Она вновь обернулась к спящим малышам. Всякий раз наступает новый день, и приходится открывать глаза и делать еще один маленький шаг вперед. Держать голову высоко поднятой и стоять за Его плечом, так упрямо и бесстрашно. Быть причастной к тайнам, о которых она предпочла бы никогда не знать.

– У нас есть основания подозревать, что они попытаются повторить ту историю и на этот раз пойдут до конца.

Ее всегда поражало, насколько тихо звучал Его голос в обычной жизни. Иногда даже приходилось напрягать слух, чтобы разобрать то, что Он говорит. Как будто так Аврум отдыхал от громогласных речей и приказов, сопровождавших каждый его день. С ней Он мог позволить себе звучать иначе.

– Ты должна быть осторожна.

Каждый ее день складывался из миллиона маленьких «должна». Но вот это вот, произнесенное Им, всегда было первее всего. Не имело значения, расчесывала она волосы перед сном в своей спальне или стояла перед бушующей толпой – обманутой и все же превозносящей ее, – важнее всего была осторожность. Ему не было нужды напоминать об этом.

– Да, Ваше Величество.

Она низко склонила голову в поклоне. Ведь выше и сильнее Него – одна лишь Стихия. Что остается ей, кроме подчинения и поклонения?

– Я буду осторожна.

Авель во сне перевернулся на другой бок и уютно свернулся клубочком. Он был тихим и нежным мальчиком, всем играм на свете предпочитал книги и рисование. Мария набралась храбрости и задала мучающий ее вопрос:

– А что насчет Авеля?

– О чем ты? – Аврум смотрел на нее с таким удивлением, будто забыл, что Мария все еще находится в детской.

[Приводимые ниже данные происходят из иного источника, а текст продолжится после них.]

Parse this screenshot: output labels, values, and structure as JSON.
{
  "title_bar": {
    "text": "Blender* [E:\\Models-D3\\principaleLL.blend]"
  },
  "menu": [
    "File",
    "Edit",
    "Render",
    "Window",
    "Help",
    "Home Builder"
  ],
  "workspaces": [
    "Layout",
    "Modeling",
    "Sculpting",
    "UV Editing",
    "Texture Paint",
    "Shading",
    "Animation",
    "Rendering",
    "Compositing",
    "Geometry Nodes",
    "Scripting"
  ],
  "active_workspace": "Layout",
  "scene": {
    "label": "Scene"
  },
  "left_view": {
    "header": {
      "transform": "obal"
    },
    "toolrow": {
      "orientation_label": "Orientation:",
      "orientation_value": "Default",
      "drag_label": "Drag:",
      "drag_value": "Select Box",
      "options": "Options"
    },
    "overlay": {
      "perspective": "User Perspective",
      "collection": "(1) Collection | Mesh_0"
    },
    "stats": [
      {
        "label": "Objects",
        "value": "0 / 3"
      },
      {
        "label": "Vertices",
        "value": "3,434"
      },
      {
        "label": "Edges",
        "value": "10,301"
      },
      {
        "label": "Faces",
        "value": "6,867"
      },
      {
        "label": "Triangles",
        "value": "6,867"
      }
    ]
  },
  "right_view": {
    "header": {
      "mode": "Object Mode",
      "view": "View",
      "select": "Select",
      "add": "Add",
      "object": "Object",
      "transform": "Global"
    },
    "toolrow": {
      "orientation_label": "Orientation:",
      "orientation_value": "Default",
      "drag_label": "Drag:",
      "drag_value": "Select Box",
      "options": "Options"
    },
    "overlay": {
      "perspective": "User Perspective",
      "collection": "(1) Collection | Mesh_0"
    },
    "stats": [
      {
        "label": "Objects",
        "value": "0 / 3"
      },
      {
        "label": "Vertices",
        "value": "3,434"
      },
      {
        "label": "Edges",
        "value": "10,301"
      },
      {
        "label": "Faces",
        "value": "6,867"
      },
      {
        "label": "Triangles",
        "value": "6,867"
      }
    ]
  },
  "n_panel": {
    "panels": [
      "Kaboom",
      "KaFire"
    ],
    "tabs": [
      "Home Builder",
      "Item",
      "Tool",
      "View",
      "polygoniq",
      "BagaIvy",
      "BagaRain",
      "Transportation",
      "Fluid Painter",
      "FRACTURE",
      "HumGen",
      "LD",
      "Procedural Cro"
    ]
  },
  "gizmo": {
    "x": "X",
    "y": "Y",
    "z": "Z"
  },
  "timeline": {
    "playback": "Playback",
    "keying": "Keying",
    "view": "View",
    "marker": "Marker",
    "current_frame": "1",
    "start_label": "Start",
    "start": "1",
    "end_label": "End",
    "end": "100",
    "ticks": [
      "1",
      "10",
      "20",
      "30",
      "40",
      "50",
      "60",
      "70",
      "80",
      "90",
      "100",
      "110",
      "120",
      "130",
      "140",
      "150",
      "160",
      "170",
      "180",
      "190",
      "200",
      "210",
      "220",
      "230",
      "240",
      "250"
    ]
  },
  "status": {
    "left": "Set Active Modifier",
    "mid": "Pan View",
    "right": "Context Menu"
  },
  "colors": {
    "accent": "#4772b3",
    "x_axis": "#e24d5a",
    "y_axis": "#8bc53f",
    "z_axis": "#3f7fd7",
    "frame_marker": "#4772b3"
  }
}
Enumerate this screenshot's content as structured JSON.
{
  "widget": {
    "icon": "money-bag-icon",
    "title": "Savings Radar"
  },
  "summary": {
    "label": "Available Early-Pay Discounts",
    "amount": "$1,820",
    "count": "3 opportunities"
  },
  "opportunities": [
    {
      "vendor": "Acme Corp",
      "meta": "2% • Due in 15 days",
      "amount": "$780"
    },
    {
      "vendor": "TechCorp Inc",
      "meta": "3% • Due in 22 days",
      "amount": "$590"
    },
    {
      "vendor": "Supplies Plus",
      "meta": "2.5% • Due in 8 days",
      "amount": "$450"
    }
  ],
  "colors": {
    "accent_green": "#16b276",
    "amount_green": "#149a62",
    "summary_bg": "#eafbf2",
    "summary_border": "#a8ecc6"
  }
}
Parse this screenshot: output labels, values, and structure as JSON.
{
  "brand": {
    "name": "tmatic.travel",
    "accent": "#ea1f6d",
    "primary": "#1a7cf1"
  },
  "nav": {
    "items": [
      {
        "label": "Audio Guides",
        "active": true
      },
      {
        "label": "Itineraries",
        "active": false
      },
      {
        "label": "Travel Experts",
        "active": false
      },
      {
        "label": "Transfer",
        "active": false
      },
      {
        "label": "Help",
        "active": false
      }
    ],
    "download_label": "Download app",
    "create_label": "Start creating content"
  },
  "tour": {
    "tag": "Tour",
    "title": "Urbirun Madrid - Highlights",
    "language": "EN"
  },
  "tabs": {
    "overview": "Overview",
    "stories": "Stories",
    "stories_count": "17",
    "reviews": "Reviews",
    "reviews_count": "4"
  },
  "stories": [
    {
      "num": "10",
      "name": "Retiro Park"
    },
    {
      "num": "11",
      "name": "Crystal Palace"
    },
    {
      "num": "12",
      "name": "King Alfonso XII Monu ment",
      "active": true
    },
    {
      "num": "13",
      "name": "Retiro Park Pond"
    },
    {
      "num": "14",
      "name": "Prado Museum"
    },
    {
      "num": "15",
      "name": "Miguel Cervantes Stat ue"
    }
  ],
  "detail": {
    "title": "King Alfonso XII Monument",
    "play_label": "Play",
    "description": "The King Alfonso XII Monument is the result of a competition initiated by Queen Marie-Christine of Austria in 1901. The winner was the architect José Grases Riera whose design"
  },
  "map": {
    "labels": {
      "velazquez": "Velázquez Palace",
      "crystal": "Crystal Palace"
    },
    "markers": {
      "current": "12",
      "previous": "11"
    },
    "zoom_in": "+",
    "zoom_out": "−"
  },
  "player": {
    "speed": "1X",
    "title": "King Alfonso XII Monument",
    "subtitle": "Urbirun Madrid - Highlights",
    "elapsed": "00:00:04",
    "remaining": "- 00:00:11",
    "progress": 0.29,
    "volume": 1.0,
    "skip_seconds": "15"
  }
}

– Вы… – от волнения ее голос охрип. Мария не привыкла просить. – Я подумала, возможно, Вы поменяли решение.

– Нет, не поменял, – отрезал Аврум, развернувшись к выходу. – И не собираюсь.

Часть 1

1009 год от сотворения Свода, Дубы, тридцать первый день третьего летнего отрезка

Мик

Мик знал, что надо бежать. Туман, тяжелый и плотный, будто мешал сделать вдох, путался в широких ветках елей, сбивал с пути. Красноватые блики мелькали на пожухлой траве, проглядывая сквозь гущу деревьев. Занималось раннее утро, сырое и промозглое, хвойный лес обступал со всех сторон. Вдали слышался женский крик – но Мик не мог понять, кто кричит. От осознания, что он может не успеть, все внутри каменело. Этого никак нельзя было допустить, ну же, скорее…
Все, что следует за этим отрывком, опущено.